If confidence in the merits of his hotel group has remained a constant over his tenure as RHG’s development guru, Younes’s reliance on his team is surely another. Perhaps in preparation for prizeotel’s UK debut, the executive has expanded his development team in the country. That is similarly true in other markets, something Younes argues is vital to the continued success of his company.

“You need to be committed to your people for them to commit back to you,” he says. “It’s very important to have confidence in your team – one of our key values is that we grow people and people grow us.” Given RHG hopes to have 115,000 rooms in the EMEA market alone by 2025, you have to think they do.

Visible from space

Between the broad trajectory of RHG’s development plans and the imminent rise of revamped brands, Younes and his optimism may be utterly unbowed. Yet, it is obvious that he is too thoughtful for that. As he says, mistakes are bound to happen, but what matters is to turn errors into “learnings” that can sharpen future projects. “You must tolerate people making mistakes,” he stresses, “so long as you learn from them and move forward constructively.”
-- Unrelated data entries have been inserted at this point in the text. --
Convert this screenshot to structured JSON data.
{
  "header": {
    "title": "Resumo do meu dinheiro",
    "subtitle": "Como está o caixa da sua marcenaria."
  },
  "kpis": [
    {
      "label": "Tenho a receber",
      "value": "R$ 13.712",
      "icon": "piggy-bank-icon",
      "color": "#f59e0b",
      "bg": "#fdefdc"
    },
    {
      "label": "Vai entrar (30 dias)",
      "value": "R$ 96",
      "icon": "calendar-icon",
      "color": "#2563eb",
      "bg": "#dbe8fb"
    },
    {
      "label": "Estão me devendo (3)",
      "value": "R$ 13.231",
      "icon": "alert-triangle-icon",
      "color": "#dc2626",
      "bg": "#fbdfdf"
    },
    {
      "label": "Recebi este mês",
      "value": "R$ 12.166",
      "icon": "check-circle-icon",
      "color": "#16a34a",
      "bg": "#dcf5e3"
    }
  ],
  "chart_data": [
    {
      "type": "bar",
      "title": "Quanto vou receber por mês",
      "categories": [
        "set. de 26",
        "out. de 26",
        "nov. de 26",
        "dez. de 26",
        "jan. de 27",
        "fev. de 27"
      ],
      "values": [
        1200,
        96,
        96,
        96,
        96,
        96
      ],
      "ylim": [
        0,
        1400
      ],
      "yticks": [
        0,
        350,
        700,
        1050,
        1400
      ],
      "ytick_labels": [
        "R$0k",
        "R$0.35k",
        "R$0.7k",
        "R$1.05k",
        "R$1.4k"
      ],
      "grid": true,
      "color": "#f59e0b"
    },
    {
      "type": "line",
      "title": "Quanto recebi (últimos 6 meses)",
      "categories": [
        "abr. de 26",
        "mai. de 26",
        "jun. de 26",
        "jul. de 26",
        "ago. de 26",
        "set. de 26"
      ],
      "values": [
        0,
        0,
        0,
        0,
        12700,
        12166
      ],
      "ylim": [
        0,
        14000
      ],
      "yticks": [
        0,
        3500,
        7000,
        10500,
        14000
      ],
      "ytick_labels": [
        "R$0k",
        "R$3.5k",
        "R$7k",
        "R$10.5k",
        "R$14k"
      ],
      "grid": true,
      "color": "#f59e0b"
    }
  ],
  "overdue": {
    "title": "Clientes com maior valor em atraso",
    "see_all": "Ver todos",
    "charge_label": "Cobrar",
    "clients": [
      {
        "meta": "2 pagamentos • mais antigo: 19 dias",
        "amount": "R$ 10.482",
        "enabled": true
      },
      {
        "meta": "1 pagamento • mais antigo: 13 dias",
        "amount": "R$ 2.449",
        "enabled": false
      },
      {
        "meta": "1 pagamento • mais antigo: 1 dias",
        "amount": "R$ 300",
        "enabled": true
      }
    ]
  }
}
This attitude seems fair. In an industry as fast-paced as hospitality, the odd misstep is probably inevitable. What matters is the general direction of travel and, here, not even the biggest cynic could accuse RHG of going wrong. No wonder Younes is so excited about what his employer has planned in the months and years ahead. Asia-Pacific is a particular area of focus, he says, noting that “the scale of the opportunity in that part of the world is gigantic”.

With tourism booming in places like the Philippines, and Beijing likely to emerge from its Covid-induced straitjacket sooner or later, it makes sense that RHG hopes to see its Chinese portfolio rise to 1,000 properties by the middle of the decade. With numbers like that, how could anyone fail to be optimistic?